Dans une déclaration politique publiée à l’issue de cette réunion, le parti estime que la dégradation du climat politique et la persistance des violences dans l’Est de la RDC constituent une menace pour l’unité et la cohésion nationales.
Sur le plan sécuritaire, le RADIF déplore la poursuite des affrontements et des pertes en vies humaines dans plusieurs territoires du Sud-Kivu, du Nord-Kivu et du Maniema. Le parti exprime également son inquiétude face aux menaces qui, selon lui, pèsent sur certaines villes et localités stratégiques, notamment Baraka et Kalemie.
Le parti politique dénonce par ailleurs l’écart entre la multiplication des accords de paix et leur mise en œuvre sur le terrain. Pour le RADIF, les engagements diplomatiques ne pourront produire des résultats durables que s’ils sont effectivement appliqués, avec comme priorités la protection des populations, le respect de l’intégrité territoriale de la RDC et la cessation des hostilités.
Le RADIF plaide pour un dialogue inclusif
Face à cette situation, le RADIF préconise une approche fondée sur le dialogue et la participation de toutes les forces représentatives de la Nation.
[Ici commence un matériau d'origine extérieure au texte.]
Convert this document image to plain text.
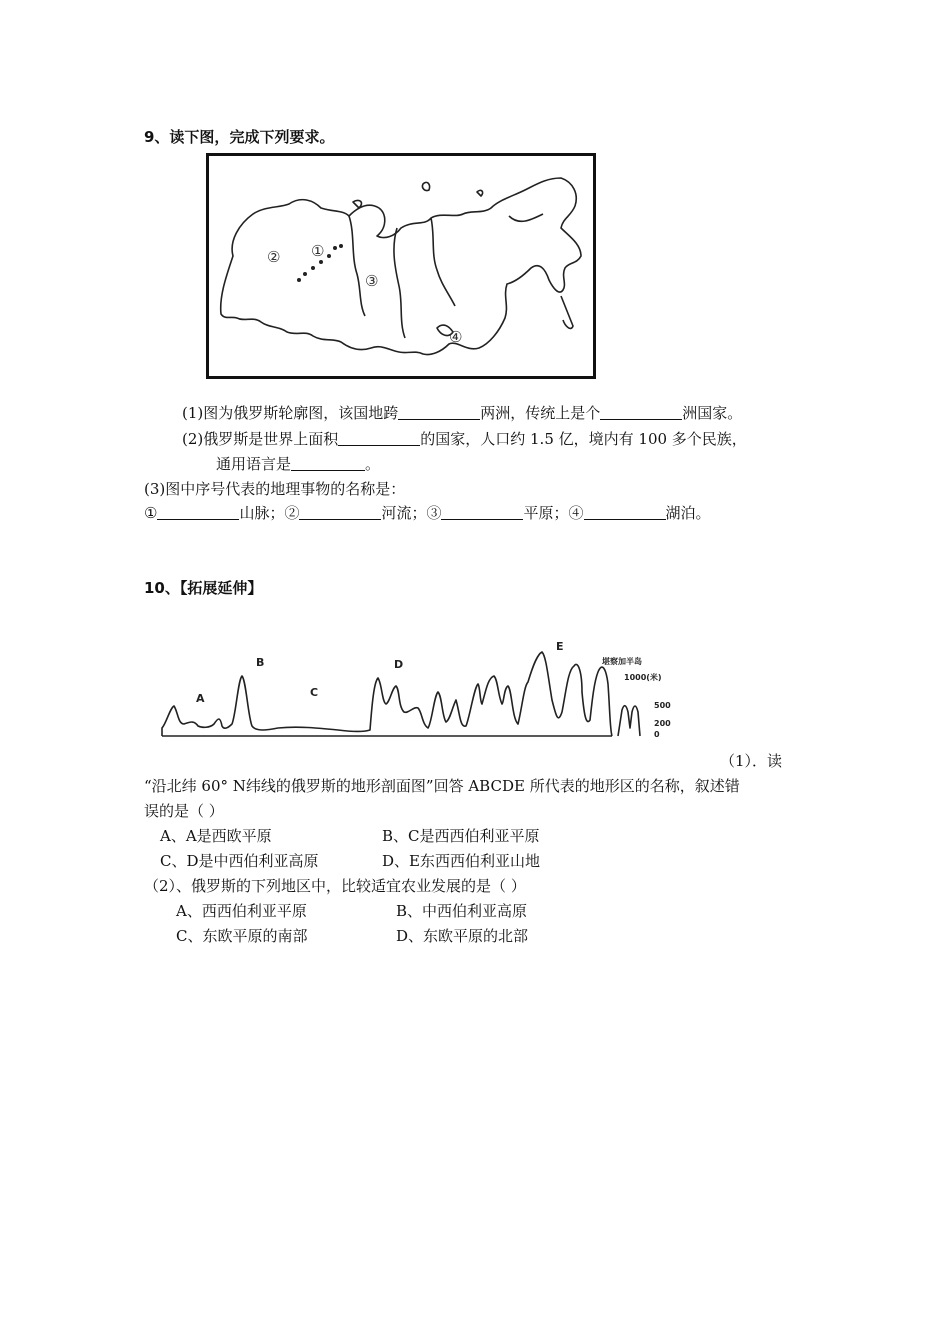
9、读下图，完成下列要求。
② ①
③
④
(1)图为俄罗斯轮廓图，该国地跨	两洲，传统上是个	洲国家。
(2)俄罗斯是世界上面积	的国家，人口约 1.5 亿，境内有 100 多个民族，
通用语言是	。
(3)图中序号代表的地理事物的名称是：
①	山脉；②	河流；③	平原；④	湖泊。
10、【拓展延伸】
A
B
C
D
E
堪察加半岛
1000(米)
500
200
0
（1）．读
“沿北纬 60° N纬线的俄罗斯的地形剖面图”回答 ABCDE 所代表的地形区的名称，叙述错
误的是（ ）
A、A是西欧平原	B、C是西西伯利亚平原
C、D是中西伯利亚高原	D、E东西西伯利亚山地
（2）、俄罗斯的下列地区中，比较适宜农业发展的是（ ）
A、西西伯利亚平原	B、中西伯利亚高原
C、东欧平原的南部	D、东欧平原的北部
Il appelle les autorités congolaises à engager un dialogue véritablement inclusif avec les différentes parties concernées par la crise dans l’Est du pays.
Le parti demande également à la communauté internationale d’accentuer la pression diplomatique sur le Rwanda afin d’obtenir, selon sa déclaration, le retrait de ses forces du territoire congolais ainsi que la cessation de tout soutien militaire et logistique à l’AFC/M23.
Au-delà de la question sécuritaire, le RADIF se dit préoccupé par la situation humanitaire et socio-économique. Il évoque notamment les déplacements massifs de populations, les difficultés d’accès aux soins de santé, à l’eau potable et à l’éducation, ainsi que l’insécurité alimentaire et les insuffisances des infrastructures routières et énergétiques.
Le parti estime que l’insécurité dans l’Est du pays a également lourdement affecté les activités économiques, notamment à travers les difficultés rencontrées par certaines banques, institutions de microfinance et coopératives, ainsi que les problèmes liés aux infrastructures aéroportuaires.
Une marche annoncée à Kinshasa
Dans le cadre de son engagement en faveur de la paix et de la réunification du pays, le RADIF annonce l’organisation prochaine d’une marche pacifique à Kinshasa. Selon le parti, cette manifestation aura pour point de chute l’ambassade des États-Unis, où un mémorandum sur la situation sécuritaire en RDC devrait être déposé.
Le RADIF entend notamment attirer l’attention de la communauté internationale sur la nécessité de contribuer davantage à la pacification du pays.
Le parti annonce également des consultations avec des formations politiques extraparlementaires, des associations et des organisations de jeunesse en vue de mettre en place une plateforme dénommée « Bloc pour la Réunification et la Cohésion Nationale » (BRCN).
Cette nouvelle plateforme devrait, selon le RADIF, mobiliser les forces politiques et sociales autour de la défense de l’unité et de l’intégrité territoriale de la RDC. Elle ambitionne également de promouvoir un dialogue inclusif sur les causes politiques des conflits récurrents dans le pays et de sensibiliser la population en RDC, dans la sous-région et en Afrique sur les enjeux liés à la paix.
Lutte contre la corruption
Sur le plan de la gouvernance, le RADIF appelle également les autorités congolaises à poursuivre la lutte contre la corruption, le détournement des deniers publics et toutes les pratiques qu’il considère comme des obstacles au développement national.
Le parti estime que la résolution de la crise congolaise doit donc s’appuyer à la fois sur des réponses sécuritaires, diplomatiques, politiques, économiques et sociales.